Timothy J. McCall pleaded guilty to being a felon in possession of a firearm in violation of 18 U.S.C. § 922(g)(1). The district court imposed the fifteen-year minimum prison sentence mandated by 18 U.S.C. § 924(e)(1) for a § 922(g)(1) offender who has three prior “violent felony” convictions. McCall appeals, arguing [969]*969that the district court erred in concluding that his three prior felony convictions for driving while intoxicated in Missouri were violent felonies that trigger the § 924(e) enhancement. This issue requires us to construe and apply the definition of “violent felony” found in § 924(e)(2)(B)(ii):

(B) the term “violent felony” means any crime punishable by imprisonment for a term exceeding one year ... that—
(i) has as an element the use, attempted use, or threatened use of physical force against the person of another; or
(ii) is burglary, arson, or extortion, involves use of explosives, or otherwise involves conduct that presents a serious potential risk of physical injury to another .... (Emphasis added.)

A panel of this court reversed the fifteen-year sentence, United States v. McCall, 397 F.3d 1028 (8th Cir.2005), concluding that it was bound by a prior panel’s decision that felony DWI offenses are not “crimes of violence” under an identically worded “otherwise involves” provision in U.S.S.G. § 4B 1.2(a)(2). See United States v. Walker, 393 F.3d 819 (8th Cir.2005). We granted the government’s petition for rehearing en banc to consider de novo whether a felony DWI conviction in Missouri is a violent felony under the “otherwise involves” provision in § 924(e)(2)(B)(ii). We conclude that felony driving while intoxicated is a violent felony. However, because the Missouri felony DWI offense includes non-driving conduct as well, we remand for further sentencing proceedings at which the government may seek to prove that McCall’s prior convictions were driving offenses, using the limited universe of evidence permitted by Taylor v. United States, 495 U.S. 575, 110 S.Ct. 2143, 109 L.Ed.2d 607 (1990), and Shepard v.
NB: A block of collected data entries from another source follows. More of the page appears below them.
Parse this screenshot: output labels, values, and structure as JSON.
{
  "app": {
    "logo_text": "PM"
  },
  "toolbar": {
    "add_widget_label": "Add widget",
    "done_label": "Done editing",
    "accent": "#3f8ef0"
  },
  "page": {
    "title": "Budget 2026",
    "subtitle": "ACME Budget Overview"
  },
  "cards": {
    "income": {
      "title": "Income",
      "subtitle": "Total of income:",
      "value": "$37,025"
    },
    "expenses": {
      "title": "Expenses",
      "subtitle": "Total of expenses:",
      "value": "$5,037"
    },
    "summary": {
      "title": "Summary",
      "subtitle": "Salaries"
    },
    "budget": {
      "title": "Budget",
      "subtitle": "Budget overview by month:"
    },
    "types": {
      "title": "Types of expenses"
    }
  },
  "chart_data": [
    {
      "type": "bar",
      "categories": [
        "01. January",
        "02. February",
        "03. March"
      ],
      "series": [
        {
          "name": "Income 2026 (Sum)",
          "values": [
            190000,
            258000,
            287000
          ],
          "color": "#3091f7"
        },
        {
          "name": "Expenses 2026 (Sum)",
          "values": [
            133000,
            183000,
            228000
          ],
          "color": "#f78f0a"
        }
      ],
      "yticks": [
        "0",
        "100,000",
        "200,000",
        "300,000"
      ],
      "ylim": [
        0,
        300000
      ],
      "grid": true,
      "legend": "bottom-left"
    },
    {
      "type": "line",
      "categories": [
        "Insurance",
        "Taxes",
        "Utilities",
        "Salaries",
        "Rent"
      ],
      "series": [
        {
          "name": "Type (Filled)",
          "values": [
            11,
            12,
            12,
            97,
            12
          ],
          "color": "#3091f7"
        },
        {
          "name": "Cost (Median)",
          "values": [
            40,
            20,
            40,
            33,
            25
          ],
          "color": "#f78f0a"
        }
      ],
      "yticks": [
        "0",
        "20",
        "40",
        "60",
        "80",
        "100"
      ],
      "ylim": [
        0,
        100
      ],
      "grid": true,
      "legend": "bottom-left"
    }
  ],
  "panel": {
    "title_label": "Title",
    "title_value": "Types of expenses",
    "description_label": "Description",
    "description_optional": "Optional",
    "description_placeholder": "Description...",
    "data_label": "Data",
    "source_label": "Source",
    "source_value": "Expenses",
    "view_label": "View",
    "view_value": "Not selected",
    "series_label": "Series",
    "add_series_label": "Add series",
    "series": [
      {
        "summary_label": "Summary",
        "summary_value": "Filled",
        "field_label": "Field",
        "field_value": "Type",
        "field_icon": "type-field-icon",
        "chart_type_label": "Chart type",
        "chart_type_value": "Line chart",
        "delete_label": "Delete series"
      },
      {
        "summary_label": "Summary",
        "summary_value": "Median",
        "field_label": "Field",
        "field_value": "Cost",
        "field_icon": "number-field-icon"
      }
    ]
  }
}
United States, 544 U.S. 13, 125 S.Ct. 1254, 161 L.Ed.2d 205 (2005).

X.

Many decisions of this court and our sister circuits have construed the “otherwise involves” provision in 18 U.S.C. § 924(e)(2)(B)(ii) since the provision was enacted as part of the Armed Career Criminal Act of 1984. The question recurs frequently and has a significant impact on an offender’s sentence. The statute was designed to implement an important principle of federal sentencing — violent career criminals who possess firearms should be severely punished. But the legislative history reviewed by the Supreme Court in Taylor, 495 U.S. at 581-90, 110 S.Ct. 2143, demonstrates that Congress struggled to define the types of violent felonies that should trigger the sentence enhancement. Subsection 924(e)(2)(B)(i) used language taken directly from the definition of a “crime of violence” in 18 U.S.C. § 16(a) — a crime that “has as an element the use, attempted use, or threatened use of physical force against the person of another.” But subsection 924(e)(2)(B)(ii), which added categories of violent or dangerous property crimes to the universe of violent felonies, used an odd structural amalgam — “is burglary ... or otherwise involves conduct that presents a serious potential risk of physical injury to another.” Thus, the first question in construing the “otherwise involves” provision is to determine whether its focus is on the statutory elements of a prior conviction, or on the facts (“conduct”) underlying that conviction.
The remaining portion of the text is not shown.